Du palais des Tuileries, que dire? sinon qu'il
était & qu'il n'est plus!... Que je regrette les
magnifiques ombrages de sa grande allée sans
rivale, même à Versailles, & ses massifs de marronniers
qui bravaient le plus ardent soleil! La nature
seule est coupable de leur disparition, mais on
aurait pu les remplacer par des plantations moins
piteuses que l'inévitable platane & l'acacia, qui,
fleurs à part, est bien le plus bête & le plus mal
fait de tous les arbres. Cela promet une belle[Pg xxxiii]
[Pg xxxiv]
[Pg xxxv]
frondaison pour l'avenir, si l'avenir n'est pas, pour
ce malheureux jardin, sa suppression totale ou tout
au moins son morcellement!...
J'ai vu la place de la Concorde sans ses fontaines & ses statues, sauf les quatre chevaux de Marly: ceux de Coysevox à la grille des Tuileries, ceux de Coustou à l'entrée des Champs-Élysées. On travaillait dans mon enfance, à restaurer les socles des futures villes de France. Ils étaient, depuis Louis XV, coiffés de calottes de plâtre, pareils à des couvercles de marmites, & dédaignés au point que celui qui porte la ville de Strasbourg était flanqué d'un ignoble tuyau de poêle... Du moins, était-il le seul qui choquât la vue. Comptez ceux qui couronnent aujourd'hui les monuments de Gabriel! On s'obstinait encore à conserver autour de la place les fossés qui avaient fait tant de victimes en s'opposant, les jours de fête, à l'écoulement de la foule. Un soir qu'on tirait un feu d'artifice pour la fête du Roi sur le pont de la[Pg xxxvi] Concorde, je n'eus que le temps de me réfugier sur une de leurs balustrades, d'où je faillis être jeté dans le fossé par ceux qui suivaient mon exemple.
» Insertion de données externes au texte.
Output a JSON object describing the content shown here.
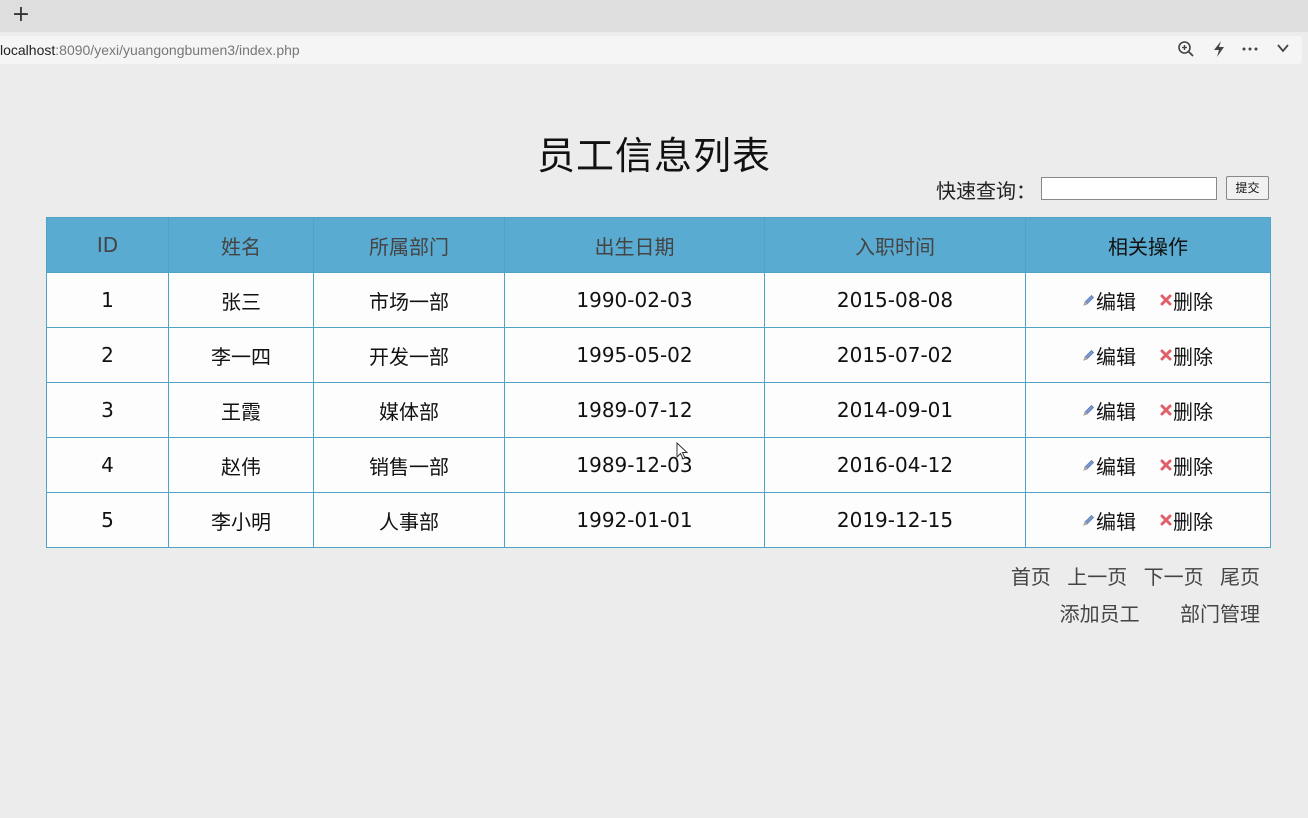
{
  "browser": {
    "new_tab_symbol": "+",
    "url_host": "localhost",
    "url_rest": ":8090/yexi/yuangongbumen3/index.php",
    "toolbar_icons": [
      "zoom-icon",
      "bolt-icon",
      "more-icon",
      "chevron-down-icon"
    ]
  },
  "page": {
    "title": "员工信息列表",
    "quick_search": {
      "label": "快速查询：",
      "value": "",
      "submit_label": "提交"
    }
  },
  "table": {
    "headers": [
      "ID",
      "姓名",
      "所属部门",
      "出生日期",
      "入职时间",
      "相关操作"
    ],
    "rows": [
      {
        "id": "1",
        "name": "张三",
        "dept": "市场一部",
        "birth": "1990-02-03",
        "hired": "2015-08-08"
      },
      {
        "id": "2",
        "name": "李一四",
        "dept": "开发一部",
        "birth": "1995-05-02",
        "hired": "2015-07-02"
      },
      {
        "id": "3",
        "name": "王霞",
        "dept": "媒体部",
        "birth": "1989-07-12",
        "hired": "2014-09-01"
      },
      {
        "id": "4",
        "name": "赵伟",
        "dept": "销售一部",
        "birth": "1989-12-03",
        "hired": "2016-04-12"
      },
      {
        "id": "5",
        "name": "李小明",
        "dept": "人事部",
        "birth": "1992-01-01",
        "hired": "2019-12-15"
      }
    ],
    "edit_label": "编辑",
    "delete_label": "删除",
    "colors": {
      "header_bg": "#5aabd1",
      "border": "#4fa3c4",
      "delete_icon": "#e0606a",
      "edit_icon": "#5b7fbf"
    }
  },
  "pager": {
    "first": "首页",
    "prev": "上一页",
    "next": "下一页",
    "last": "尾页"
  },
  "links": {
    "add_employee": "添加员工",
    "dept_manage": "部门管理"
  }
}
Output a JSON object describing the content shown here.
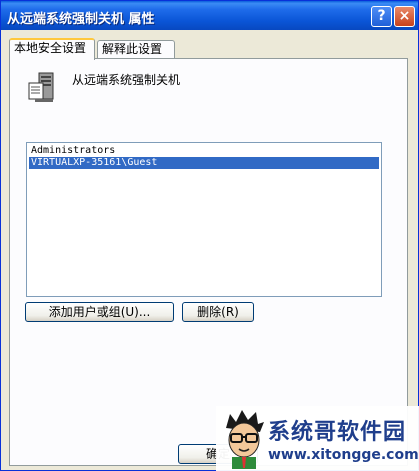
{
  "window": {
    "title": "从远端系统强制关机 属性",
    "help_label": "?",
    "close_label": "×"
  },
  "tabs": [
    {
      "label": "本地安全设置",
      "active": true
    },
    {
      "label": "解释此设置",
      "active": false
    }
  ],
  "policy": {
    "icon": "policy-server-icon",
    "title": "从远端系统强制关机"
  },
  "accounts": [
    {
      "name": "Administrators",
      "selected": false
    },
    {
      "name": "VIRTUALXP-35161\\Guest",
      "selected": true
    }
  ],
  "buttons": {
    "add": "添加用户或组(U)...",
    "remove": "删除(R)",
    "ok": "确定"
  },
  "watermark": {
    "name": "系统哥软件园",
    "url": "www.xitongge.com"
  },
  "colors": {
    "titlebar": "#0a55d6",
    "selection": "#316ac5",
    "tab_highlight": "#ffc83c",
    "watermark_text": "#1f3e8c"
  }
}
L'obélisque, lui, venait d'être érigé au centre de la place, où il n'avait pas d'autre raison d'être que de tirer d'embarras la Monarchie de Juillet. Elle ne savait qu'y mettre pour ménager toutes les opinions. Cette vieille pierre, indifférente à tous les partis, symbolisait bien leur Concorde.
Pour qui a vu les Champs-Élysées sous Louis-Philippe, ils sont méconnaissables! Ils n'étaient pas, en ce temps-là, comme le boulevard des Italiens, le rendez-vous de ce qu'on appelait, avec la sotte mode de l'anglomanie, la «Fashion». On n'y prenait pas des glaces comme au perron de Tortoni. Les mondains & mondaines n'y passaient qu'à cheval ou en voiture, abandonnant dédaigneusement les contre-allées à des promeneurs plus modestes, aux petites gens qui s'y bousculaient dans la poussière, aux flâneurs, aux désœuvrés, aux[Pg xxxvii] étrangers, aux convalescents, aux écoliers en promenade, aux nourrices, aux bonnes d'enfants & aux tourlourous; aux joueurs de barres, de boules & de ballon du carré Marigny, & à l'innombrable marmaille qui se ruait sur la voiture aux chèvres & poussait des cris de joie devant les guignols!
On n'y voyait pour tous cafés, que trois pavillons indignes de ce nom, des petites buvettes ambulantes sur tréteaux, avec carafes de limonade et d'orgeat, & les marchands de coco secouant leur clochette; pour tous restaurants, deux infimes traiteurs, les marchands de gâteaux de Nanterre, de pain d'épices, de gaufres, et les «oublieux» faisant grincer leur crécelle; pour concerts, les râcleurs de violon, de guitare & de harpe, les chansonniers populaires & l'homme-orchestre; pour spectacles et réjouissance avant l'ouverture du jardin Mabille, le cirque d'été de Franconi, le Panorama du colonel Langlois, les balançoires, les chevaux de bois, le tir à l'arbalète, la toupie[Pg xxxviii] hollandaise & le jeu de Siam; pour luminaire, quelques becs de gaz, les chandelles des petits débitants & les lanternes rouges des marchandes d'oranges. Et pas une pelouse, pas un massif d'arbustes, pas une corbeille de fleurs!—Rien, absolument rien de ce qui fait aujourd'hui le charme de cette exquise promenade!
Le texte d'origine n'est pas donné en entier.